Wind Pressure Sys. Structure of a Depression Anticyclone Weather Services TRS







FOG occurs when visibility is reduced to less than 1000 meters, due to the below mentioned causes:

Fog is caused by the cooling of air in contact with the surface to a temperature at which it can no longer maintain, in an invisible state, the water vapour, which is present in it. Condensation of this vapour into minute, though visible, droplets produces fog. The type of fog depends upon the means by which the air is cooled. For details of specific areas, the Sailing Directions should be consulted.

Sea or Advection Fog is associated with moist and relatively warm air flowing over a cold sea surface and is the main type of fog experienced at sea.

This occurs over the sea when warm tropical maritime air is cooled below its dew point by conduction from a cold sea surface.

It is most common in the late spring and early summer, when sea temperature is at its lowest compared with air temperature. To produce fog by this means the rate of cooling of the air must be high. This only occurs frequently and on a large scale, either near cold currents and at a season when the prevailing wind transports warm, moist air over them, or elsewhere where the sea temperature is appreciably ably lower than that of the air which blows over land.

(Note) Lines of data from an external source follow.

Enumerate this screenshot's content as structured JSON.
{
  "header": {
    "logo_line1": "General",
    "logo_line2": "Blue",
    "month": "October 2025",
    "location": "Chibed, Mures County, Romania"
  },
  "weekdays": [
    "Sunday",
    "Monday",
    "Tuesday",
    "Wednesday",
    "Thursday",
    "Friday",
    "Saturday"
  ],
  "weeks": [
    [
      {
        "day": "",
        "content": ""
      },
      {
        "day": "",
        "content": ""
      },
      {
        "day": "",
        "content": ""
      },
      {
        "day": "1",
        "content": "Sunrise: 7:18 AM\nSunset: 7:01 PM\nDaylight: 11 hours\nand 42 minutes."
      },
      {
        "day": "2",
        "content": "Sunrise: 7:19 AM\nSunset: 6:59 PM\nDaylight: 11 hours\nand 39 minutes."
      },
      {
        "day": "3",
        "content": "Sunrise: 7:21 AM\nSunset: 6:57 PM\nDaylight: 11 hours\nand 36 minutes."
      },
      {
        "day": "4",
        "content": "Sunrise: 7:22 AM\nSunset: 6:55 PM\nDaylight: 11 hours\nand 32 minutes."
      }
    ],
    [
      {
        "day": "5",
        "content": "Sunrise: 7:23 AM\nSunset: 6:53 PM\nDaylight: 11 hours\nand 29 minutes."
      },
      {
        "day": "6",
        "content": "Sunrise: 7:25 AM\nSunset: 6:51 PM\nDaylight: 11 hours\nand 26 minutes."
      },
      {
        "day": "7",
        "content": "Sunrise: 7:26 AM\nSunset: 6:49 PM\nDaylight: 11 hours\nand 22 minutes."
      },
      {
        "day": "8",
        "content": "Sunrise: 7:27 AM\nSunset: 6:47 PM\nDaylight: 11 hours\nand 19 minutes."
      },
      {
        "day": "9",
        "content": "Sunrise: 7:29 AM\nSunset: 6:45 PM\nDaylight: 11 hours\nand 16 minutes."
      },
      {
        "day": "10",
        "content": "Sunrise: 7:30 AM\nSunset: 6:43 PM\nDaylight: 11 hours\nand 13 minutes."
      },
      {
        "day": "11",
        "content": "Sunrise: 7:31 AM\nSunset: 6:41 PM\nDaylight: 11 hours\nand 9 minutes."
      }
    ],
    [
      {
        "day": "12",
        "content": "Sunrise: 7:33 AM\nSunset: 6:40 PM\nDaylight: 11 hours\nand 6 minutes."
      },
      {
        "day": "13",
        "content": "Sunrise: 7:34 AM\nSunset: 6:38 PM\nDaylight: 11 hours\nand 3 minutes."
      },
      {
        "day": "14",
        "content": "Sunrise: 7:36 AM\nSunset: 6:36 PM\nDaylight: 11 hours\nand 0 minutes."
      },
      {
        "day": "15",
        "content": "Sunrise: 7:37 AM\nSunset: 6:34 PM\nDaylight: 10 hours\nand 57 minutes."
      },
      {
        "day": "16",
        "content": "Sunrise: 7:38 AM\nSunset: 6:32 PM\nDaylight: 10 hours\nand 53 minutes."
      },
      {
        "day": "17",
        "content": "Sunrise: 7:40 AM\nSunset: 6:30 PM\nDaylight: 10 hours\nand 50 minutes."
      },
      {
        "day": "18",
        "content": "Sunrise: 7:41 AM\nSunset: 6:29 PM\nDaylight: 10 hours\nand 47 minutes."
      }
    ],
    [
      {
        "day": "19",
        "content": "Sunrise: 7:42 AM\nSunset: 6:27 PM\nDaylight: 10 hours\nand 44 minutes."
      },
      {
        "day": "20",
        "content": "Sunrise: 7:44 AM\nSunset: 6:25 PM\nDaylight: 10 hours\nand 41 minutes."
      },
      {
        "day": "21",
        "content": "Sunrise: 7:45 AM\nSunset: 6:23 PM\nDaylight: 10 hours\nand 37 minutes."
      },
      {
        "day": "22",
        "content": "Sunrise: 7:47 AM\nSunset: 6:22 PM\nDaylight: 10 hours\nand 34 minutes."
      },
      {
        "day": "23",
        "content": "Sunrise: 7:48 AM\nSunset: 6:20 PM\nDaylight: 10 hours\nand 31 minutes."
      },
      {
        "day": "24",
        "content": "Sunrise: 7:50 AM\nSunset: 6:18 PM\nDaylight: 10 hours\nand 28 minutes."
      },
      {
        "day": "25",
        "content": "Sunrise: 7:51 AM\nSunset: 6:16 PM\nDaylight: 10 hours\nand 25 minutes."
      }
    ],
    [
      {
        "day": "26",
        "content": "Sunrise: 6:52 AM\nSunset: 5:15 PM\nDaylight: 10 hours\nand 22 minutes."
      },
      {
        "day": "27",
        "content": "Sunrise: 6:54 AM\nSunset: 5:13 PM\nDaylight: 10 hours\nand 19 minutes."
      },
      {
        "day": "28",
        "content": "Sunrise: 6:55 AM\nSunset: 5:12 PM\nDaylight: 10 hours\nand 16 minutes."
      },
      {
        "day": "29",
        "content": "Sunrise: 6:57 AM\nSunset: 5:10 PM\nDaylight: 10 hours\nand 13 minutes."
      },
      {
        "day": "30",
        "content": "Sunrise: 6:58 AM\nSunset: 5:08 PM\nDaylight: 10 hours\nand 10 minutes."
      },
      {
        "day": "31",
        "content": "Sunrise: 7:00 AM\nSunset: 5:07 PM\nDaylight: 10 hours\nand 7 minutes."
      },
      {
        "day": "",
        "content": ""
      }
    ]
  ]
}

The likelihood of fog occurring may be judged if graphs of the air dew point temperatures and the sea temperatures are drawn and plotted against time. In the graph below fog is likely to occur about 2000 hours, if the present trends are maintained. A change of course to the southward would alter conditions considerably.

In general terms fog is likely to occur if tropical maritime air crosses seven sea isotherms from its source.

Sea fog occurs mainly in the summer months where the areas have cold sea currents flowing through them.

Examples of the former are the fogs, which occur off Newfoundland, off California and between Japan and the Aleutian Islands; the cold currents involved being the Labrador, California and Oya Shio, respectively.

The latter type is represented by the spring and summer fop in the SW approaches to the English Channel. Aids to forecasting sea fog are given later.

Frontal Fog may occur near an occlusion or ahead of a warm front and is due to the evaporation of the warm raindrops into the cold air beneath the frontal surface raising the relative humidity to saturation point. It occurs in temperate and high latitudes and is confined to a relatively narrow belt not usually more than 50 miles in width.

Arctic Sea Smoke, or Frost Smoke, is normally confined to high latitudes and occurs when very cold air flows over a much warmer sea surface, when intense evaporation takes place from the relatively warm sea.

The moisture thus evaporated is immediately chilled by contact with the cold air and condensed to form fog, giving the sea the appearance of steaming. This type of fog is often encountered where a cold wind is blowing off ice or snow on to a relatively warm sea. This frequently occurs in winter over rivers and also off the East Coasts of continents.


Occurs over land at night when radiation from the earth has cooled its surface to below the dew point of the air adjacent to it. Conduction cools this air until condensation takes place. Slight turbulence (wind 3-7 knots) will carry this cold saturated air to higher levels and will bring to the surface drier air, which will in turn be cooled and saturated. As the process continues the whole lower layer of air will become saturated. Radiation Fog forms over low-lying land on clear nights (conditions for maximum radiation) especially during winter months. Radiation fog is thickest during the latter part of the night and early part of the day. Occasionally it drifts out to sea but is found no farther than 10 to 15 miles offshore as the sea surface temperature is relatively high which causes the water droplets to evaporate.

A temperature inversion is often associated with radiation fog, which, acting as a lid keeps the fog low down and causes it to thicken.

Stronger winds will disperse the fog as will the heat from the sun.

This type of fog may occur on the banks of rivers and usually disperses in the morning daylight.

Forecasting sea fog. Warnings of the likely formation of sea fog may be obtained by frequent observations of air and sea surface temperature; if the sea surface temperature falls below the dew point, fog is almost certain to form.

The following procedure is recommended whenever the temperature of the air is higher than, or almost equal to that of the sea, especially at night when approaching fog cannot be seen until shortly before entering it.

Sea and air (both dry and wet bulb) temperatures should be observed at least every minutes and the sea surface temperature and dewpoint temperature plotted against time.

If the curves converge fog may be expected when they coincide. The example shows that by 2200 there is a probability of running into fog about 2300, assuming that the sea surface temperature continues to fall at the same rate.

A reliable warning of fog will be given when the dewpoint is within 5C of the sea surface temperature.

To avoid fog a course should be set for warmer waters.